🤖 AI Summary
Accurately quantifying joint sensor and deep learning uncertainty in autonomous driving visual localization remains challenging—particularly under adverse weather or lighting conditions, where localization errors exhibit non-Gaussian characteristics. To address this, we propose a semantic- and feature-guided uncertainty quantification framework. Our key contributions are: (1) a lightweight sensor error model that maps image features and semantic cues to a scene-adaptive 2D error distribution; (2) the first implicit modeling of unlabeled environmental factors—including weather, road type, and static/dynamic scene composition—within visual localization; and (3) replacement of the conventional Gaussian assumption with a Gaussian Mixture Model (GMM), integrated with Bayesian filtering and a customized sensor gating mechanism. Evaluated on the multi-condition Ithaca365 dataset, our method significantly improves non-Gaussian error modeling accuracy and uncertainty calibration, thereby enhancing localization robustness under diverse real-world conditions.
📝 Abstract
The uncertainty quantification of sensor measurements coupled with deep learning networks is crucial for many robotics systems, especially for safety-critical applications such as self-driving cars. This paper develops an uncertainty quantification approach in the context of visual localization for autonomous driving, where locations are selected based on images. Key to our approach is to learn the measurement uncertainty using light-weight sensor error model, which maps both image feature and semantic information to 2-dimensional error distribution. Our approach enables uncertainty estimation conditioned on the specific context of the matched image pair, implicitly capturing other critical, unannotated factors (e.g., city vs highway, dynamic vs static scenes, winter vs summer) in a latent manner.
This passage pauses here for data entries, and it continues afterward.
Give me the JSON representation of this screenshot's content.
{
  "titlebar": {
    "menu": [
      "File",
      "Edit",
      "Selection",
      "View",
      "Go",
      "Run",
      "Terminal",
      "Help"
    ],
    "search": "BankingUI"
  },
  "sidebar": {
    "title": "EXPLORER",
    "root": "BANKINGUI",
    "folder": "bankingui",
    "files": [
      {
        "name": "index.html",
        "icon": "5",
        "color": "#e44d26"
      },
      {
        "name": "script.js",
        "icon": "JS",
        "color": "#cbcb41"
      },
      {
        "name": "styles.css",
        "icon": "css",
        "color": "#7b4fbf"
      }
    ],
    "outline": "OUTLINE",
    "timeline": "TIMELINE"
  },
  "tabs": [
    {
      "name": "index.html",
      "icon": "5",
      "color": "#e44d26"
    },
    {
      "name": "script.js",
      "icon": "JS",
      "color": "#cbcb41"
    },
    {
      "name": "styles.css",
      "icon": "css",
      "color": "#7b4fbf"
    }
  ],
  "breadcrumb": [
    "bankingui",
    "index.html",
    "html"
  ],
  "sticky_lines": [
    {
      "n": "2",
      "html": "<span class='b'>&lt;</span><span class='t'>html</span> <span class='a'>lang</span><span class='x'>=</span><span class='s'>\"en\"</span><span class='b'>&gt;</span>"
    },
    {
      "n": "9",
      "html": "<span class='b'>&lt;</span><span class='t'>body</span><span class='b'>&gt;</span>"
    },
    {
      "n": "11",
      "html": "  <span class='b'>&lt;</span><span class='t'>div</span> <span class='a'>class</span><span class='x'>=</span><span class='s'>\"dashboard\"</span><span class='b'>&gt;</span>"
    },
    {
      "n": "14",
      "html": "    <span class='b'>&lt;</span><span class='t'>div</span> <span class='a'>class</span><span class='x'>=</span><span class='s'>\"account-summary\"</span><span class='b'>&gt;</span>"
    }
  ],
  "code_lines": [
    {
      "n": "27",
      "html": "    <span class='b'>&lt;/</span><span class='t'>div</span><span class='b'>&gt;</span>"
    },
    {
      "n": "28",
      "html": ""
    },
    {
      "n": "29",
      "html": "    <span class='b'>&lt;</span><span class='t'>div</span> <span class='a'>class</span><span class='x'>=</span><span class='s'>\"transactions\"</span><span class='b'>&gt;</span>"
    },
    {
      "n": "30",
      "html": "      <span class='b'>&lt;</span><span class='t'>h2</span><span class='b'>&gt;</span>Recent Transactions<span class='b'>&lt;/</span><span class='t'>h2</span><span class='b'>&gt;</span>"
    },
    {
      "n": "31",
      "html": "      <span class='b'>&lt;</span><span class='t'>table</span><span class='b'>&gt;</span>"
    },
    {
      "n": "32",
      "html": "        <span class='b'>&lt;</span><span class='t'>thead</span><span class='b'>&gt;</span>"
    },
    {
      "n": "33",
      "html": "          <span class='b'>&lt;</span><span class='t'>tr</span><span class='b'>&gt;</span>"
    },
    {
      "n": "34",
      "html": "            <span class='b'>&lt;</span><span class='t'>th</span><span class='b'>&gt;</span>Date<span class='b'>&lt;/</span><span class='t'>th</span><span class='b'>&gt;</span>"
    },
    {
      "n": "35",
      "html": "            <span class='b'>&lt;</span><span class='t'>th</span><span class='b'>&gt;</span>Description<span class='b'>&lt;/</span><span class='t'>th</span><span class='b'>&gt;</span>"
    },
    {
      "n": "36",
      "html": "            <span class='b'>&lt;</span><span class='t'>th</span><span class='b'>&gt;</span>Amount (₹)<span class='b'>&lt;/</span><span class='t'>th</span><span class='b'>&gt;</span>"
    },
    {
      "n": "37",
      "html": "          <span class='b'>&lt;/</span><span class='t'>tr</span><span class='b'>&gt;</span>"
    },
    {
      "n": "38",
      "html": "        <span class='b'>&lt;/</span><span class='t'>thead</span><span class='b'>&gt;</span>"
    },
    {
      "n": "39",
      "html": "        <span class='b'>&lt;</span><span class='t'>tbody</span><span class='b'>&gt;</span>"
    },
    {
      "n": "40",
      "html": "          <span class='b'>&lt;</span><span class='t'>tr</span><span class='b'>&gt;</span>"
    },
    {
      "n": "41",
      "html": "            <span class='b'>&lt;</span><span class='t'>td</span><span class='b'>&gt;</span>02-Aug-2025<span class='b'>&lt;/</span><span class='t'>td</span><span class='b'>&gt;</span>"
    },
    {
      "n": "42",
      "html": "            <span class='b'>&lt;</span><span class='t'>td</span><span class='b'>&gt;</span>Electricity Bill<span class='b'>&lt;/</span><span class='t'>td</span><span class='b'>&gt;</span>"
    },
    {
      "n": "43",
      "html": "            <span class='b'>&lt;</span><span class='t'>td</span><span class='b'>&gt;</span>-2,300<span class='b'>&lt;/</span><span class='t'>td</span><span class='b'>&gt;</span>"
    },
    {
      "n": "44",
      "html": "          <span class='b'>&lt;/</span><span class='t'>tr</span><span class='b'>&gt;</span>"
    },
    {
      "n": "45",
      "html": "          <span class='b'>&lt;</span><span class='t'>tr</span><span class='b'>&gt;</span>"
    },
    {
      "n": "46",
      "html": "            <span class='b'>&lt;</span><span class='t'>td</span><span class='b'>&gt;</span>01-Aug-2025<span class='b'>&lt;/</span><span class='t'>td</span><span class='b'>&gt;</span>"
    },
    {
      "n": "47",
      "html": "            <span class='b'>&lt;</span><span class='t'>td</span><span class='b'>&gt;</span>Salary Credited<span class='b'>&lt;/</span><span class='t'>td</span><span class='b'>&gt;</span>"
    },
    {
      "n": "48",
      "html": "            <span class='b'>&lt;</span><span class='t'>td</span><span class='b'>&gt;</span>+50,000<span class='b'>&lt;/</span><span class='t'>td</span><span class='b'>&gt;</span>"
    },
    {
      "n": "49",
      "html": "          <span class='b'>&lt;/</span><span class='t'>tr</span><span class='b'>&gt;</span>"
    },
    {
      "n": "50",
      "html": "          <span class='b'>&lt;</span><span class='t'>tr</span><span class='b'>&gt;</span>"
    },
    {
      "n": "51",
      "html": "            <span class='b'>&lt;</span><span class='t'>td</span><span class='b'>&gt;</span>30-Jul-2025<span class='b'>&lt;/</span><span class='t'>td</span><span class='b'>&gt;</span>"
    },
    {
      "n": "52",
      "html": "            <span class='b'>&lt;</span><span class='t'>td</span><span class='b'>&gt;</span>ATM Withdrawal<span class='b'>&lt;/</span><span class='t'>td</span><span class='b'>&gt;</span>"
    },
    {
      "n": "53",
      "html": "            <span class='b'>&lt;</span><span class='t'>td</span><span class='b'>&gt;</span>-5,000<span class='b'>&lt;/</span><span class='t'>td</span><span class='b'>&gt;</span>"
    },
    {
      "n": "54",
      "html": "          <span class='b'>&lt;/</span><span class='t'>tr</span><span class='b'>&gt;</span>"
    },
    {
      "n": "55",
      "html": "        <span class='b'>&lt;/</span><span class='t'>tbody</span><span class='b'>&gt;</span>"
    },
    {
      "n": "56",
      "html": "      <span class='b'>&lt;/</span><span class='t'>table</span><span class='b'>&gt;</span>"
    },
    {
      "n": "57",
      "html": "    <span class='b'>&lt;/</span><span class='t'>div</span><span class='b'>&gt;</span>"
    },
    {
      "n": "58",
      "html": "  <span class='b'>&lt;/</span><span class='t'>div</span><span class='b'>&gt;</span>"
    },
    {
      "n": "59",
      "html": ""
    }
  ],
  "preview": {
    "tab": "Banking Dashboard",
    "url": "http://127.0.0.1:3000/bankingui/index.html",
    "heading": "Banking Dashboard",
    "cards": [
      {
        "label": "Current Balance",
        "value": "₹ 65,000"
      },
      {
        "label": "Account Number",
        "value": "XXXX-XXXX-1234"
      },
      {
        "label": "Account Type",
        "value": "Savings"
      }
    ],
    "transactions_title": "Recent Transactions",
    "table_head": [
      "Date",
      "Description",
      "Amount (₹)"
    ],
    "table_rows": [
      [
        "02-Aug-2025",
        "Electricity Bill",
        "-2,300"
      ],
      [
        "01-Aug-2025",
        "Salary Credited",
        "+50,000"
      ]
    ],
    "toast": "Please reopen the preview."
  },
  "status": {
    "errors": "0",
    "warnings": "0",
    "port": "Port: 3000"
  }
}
We demonstrate the accuracy of our uncertainty prediction framework using the Ithaca365 dataset, which includes variations in lighting and weather (sunny, night, snowy). Both the uncertainty quantification of the sensor+network is evaluated, along with Bayesian localization filters using unique sensor gating method. Results show that the measurement error does not follow a Gaussian distribution with poor weather and lighting conditions, and is better predicted by our Gaussian Mixture model.